That is totally normal for a 60cm sized 80 GHz (well, FDD, optimized 71 to
86 GHz) antenna, such as the Radiowaves 60cm/2' dishes.

Yes they really are a half degree beam width but they're not that hard to
aim, the maximum distance you'll ever build a link is at 3.5 to 4km.
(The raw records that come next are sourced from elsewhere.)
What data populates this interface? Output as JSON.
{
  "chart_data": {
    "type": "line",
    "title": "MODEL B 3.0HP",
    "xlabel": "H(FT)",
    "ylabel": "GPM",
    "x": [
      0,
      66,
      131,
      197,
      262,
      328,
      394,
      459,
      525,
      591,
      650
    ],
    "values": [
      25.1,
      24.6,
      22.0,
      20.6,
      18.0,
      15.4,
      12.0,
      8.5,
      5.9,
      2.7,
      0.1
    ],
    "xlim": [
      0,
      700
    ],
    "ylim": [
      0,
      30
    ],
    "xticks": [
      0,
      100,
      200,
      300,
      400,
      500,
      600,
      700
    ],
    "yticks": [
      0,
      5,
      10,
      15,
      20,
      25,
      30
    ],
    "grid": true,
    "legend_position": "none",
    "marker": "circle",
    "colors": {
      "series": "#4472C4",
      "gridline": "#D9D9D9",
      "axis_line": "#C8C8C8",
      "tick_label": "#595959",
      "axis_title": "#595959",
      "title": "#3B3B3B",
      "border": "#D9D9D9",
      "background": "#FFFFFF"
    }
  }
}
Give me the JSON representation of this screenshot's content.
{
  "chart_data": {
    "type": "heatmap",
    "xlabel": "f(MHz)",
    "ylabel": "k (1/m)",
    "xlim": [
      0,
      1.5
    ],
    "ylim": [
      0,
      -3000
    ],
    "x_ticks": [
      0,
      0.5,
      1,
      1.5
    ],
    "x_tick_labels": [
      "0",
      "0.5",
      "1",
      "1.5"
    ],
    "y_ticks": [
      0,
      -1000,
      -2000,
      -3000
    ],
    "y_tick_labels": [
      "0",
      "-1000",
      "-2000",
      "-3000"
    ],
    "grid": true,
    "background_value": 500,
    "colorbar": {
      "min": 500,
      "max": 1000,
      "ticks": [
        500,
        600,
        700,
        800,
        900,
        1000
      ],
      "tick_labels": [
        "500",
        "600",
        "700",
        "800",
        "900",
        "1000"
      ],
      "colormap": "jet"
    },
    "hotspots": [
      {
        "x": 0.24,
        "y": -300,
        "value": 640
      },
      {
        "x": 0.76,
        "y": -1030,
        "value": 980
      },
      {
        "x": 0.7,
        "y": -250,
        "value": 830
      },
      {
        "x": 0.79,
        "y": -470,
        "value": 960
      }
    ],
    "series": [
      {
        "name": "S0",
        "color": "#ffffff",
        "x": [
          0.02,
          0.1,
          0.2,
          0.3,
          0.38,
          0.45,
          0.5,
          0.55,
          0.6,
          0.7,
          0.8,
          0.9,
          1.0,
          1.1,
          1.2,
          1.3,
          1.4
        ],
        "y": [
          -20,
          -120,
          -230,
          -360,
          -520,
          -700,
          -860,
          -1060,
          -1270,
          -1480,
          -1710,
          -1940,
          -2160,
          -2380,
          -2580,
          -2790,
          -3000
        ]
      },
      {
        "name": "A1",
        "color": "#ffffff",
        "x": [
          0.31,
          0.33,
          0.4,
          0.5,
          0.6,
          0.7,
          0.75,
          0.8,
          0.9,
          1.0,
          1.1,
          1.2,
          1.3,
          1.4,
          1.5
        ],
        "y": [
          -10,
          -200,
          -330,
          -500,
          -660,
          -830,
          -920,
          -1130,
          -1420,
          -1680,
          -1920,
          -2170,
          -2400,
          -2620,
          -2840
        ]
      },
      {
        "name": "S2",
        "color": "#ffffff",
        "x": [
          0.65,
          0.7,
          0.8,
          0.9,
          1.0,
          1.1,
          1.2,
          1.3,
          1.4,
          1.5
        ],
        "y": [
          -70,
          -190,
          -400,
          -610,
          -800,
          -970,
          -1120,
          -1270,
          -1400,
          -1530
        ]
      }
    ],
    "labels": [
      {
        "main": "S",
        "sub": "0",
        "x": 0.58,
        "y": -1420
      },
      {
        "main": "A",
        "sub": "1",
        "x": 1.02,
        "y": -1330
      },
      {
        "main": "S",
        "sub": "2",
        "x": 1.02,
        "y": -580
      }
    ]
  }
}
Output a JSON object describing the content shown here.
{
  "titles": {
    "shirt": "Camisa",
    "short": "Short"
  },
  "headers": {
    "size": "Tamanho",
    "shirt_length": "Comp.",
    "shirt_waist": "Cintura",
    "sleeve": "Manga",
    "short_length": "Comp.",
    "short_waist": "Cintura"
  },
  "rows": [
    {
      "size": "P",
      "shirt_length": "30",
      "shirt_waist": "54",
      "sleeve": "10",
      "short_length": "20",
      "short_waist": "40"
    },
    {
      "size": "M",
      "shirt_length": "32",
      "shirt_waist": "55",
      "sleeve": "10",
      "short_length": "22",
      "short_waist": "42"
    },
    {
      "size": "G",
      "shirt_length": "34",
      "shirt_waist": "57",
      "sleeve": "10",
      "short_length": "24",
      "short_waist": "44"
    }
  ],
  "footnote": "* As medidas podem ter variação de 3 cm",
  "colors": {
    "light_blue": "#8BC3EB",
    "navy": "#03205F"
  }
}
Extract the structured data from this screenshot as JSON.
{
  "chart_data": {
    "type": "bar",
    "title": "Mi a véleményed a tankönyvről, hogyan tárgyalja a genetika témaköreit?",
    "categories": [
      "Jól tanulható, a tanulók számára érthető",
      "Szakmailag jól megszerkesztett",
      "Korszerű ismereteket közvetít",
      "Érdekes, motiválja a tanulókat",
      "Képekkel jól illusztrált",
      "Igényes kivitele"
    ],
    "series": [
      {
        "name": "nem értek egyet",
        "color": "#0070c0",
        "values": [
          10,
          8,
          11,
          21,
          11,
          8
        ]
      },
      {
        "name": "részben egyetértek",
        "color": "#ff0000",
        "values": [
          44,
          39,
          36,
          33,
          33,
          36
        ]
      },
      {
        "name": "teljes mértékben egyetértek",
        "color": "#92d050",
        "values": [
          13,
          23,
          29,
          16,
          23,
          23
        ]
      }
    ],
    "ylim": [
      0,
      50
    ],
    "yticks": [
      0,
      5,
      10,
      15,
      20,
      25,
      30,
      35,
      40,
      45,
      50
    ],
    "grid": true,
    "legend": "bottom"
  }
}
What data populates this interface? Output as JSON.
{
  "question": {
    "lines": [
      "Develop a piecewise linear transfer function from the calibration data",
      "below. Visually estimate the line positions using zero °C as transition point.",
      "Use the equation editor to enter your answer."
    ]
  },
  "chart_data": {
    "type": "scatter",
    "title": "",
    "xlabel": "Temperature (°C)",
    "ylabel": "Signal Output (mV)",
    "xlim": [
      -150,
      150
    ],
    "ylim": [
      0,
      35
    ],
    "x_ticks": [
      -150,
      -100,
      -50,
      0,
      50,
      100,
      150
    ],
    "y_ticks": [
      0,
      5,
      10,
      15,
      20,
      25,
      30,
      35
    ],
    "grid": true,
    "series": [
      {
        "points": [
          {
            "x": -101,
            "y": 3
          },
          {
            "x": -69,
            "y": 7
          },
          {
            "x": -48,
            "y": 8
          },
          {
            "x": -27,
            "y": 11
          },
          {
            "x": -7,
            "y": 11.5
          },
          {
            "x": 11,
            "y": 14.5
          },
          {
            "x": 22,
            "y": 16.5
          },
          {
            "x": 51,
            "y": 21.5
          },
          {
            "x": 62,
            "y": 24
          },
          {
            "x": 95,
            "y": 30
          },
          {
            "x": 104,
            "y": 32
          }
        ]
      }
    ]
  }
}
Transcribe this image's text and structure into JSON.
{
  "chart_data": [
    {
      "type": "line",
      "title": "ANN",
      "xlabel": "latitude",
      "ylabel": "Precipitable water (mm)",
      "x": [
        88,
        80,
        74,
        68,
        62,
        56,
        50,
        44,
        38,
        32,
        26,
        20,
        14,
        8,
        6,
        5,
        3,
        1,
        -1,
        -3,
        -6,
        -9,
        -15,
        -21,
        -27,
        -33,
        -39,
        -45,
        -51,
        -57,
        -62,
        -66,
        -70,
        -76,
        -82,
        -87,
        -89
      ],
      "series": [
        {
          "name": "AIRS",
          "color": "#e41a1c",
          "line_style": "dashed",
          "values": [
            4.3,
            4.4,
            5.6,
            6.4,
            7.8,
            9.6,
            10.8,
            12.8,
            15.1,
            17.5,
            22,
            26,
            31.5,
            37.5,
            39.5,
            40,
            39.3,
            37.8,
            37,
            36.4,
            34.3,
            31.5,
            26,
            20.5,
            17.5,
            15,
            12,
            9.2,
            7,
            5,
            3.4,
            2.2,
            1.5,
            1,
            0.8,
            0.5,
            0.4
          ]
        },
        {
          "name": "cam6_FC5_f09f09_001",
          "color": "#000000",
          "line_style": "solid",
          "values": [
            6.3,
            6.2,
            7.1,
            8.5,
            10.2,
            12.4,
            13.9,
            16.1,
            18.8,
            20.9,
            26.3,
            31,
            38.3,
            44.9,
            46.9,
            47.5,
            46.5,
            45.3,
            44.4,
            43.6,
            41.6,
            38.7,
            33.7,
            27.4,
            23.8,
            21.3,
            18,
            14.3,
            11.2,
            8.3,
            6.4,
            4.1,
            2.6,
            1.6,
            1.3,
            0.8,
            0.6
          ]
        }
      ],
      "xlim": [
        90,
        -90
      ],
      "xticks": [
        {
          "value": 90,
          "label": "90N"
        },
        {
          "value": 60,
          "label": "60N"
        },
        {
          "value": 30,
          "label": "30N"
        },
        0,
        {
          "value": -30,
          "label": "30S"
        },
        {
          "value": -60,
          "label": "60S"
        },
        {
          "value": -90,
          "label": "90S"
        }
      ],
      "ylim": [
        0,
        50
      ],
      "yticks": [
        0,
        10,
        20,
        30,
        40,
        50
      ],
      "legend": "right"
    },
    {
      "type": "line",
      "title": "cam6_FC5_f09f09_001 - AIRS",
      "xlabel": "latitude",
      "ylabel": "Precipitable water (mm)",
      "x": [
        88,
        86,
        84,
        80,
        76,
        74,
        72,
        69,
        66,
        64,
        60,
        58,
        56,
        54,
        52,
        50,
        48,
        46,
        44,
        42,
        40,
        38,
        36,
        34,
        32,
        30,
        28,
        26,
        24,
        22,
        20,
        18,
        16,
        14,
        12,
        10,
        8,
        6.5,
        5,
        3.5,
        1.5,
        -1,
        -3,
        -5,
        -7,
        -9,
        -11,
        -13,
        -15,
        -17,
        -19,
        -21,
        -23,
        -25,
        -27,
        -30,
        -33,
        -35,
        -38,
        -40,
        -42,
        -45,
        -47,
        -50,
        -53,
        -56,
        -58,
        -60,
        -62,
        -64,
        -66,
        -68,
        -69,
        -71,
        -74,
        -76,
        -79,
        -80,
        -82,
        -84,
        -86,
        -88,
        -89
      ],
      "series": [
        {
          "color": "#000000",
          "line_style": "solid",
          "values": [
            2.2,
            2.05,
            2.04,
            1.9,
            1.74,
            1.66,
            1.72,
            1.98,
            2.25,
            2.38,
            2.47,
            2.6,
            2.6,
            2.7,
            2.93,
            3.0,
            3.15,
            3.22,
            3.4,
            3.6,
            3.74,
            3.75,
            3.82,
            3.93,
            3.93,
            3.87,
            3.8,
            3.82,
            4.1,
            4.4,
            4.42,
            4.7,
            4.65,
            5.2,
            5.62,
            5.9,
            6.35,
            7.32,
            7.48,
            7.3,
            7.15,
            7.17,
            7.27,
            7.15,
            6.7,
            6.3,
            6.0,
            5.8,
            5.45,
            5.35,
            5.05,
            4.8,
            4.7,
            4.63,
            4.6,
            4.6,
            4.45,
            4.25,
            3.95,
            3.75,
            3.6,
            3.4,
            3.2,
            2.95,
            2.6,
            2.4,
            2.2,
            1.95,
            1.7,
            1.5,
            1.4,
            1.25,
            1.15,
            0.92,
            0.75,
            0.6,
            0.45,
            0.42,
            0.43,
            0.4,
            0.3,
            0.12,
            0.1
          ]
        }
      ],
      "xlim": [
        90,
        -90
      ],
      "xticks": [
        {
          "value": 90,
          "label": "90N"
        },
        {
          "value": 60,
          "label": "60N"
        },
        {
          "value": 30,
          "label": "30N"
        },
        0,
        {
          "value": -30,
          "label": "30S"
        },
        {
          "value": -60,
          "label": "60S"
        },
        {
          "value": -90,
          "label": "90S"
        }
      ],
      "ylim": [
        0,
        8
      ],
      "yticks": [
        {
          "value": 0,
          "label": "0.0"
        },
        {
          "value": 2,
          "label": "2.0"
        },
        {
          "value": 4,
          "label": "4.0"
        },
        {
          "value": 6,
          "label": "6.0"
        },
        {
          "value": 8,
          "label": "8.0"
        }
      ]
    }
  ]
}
If you
can teach green rooftop/tower guys how to aim these, they can aim anything.
Guys who've never seen an 11 or 18 GHz link before will have a really easy
time.

On Wed, Mar 2, 2016 at 7:38 PM, Ken Hohhof <[email protected]> wrote:

> Article says very high gain antenna with beamwidth less than half a degree
> and that actual transmit power is only half a watt.  I shouldn’t do math in
> my head, but that would be something like 53 dBi antenna gain to get from
> 0.5 watts to 1E5 watts EIRP?  At 80 GHz that seems feasible without the
> antenna size getting ridiculous.  Hell to aim, though.
>
> *From:* Eric Kuhnke <[email protected]>
> *Sent:* Wednesday, March 02, 2016 8:49 PM
> *To:* [email protected]
> *Subject:* [AFMUG] Is this a typo? Google builds 100kW 80 GHz transmitter.
>
>
>
> http://hackaday.com/2016/03/02/google-is-building-a-100kw-radio-transmitter-at-a-spaceport-and-no-one-knows-why/
>
> Based on the eirp sounds like a typo or copy/paste error.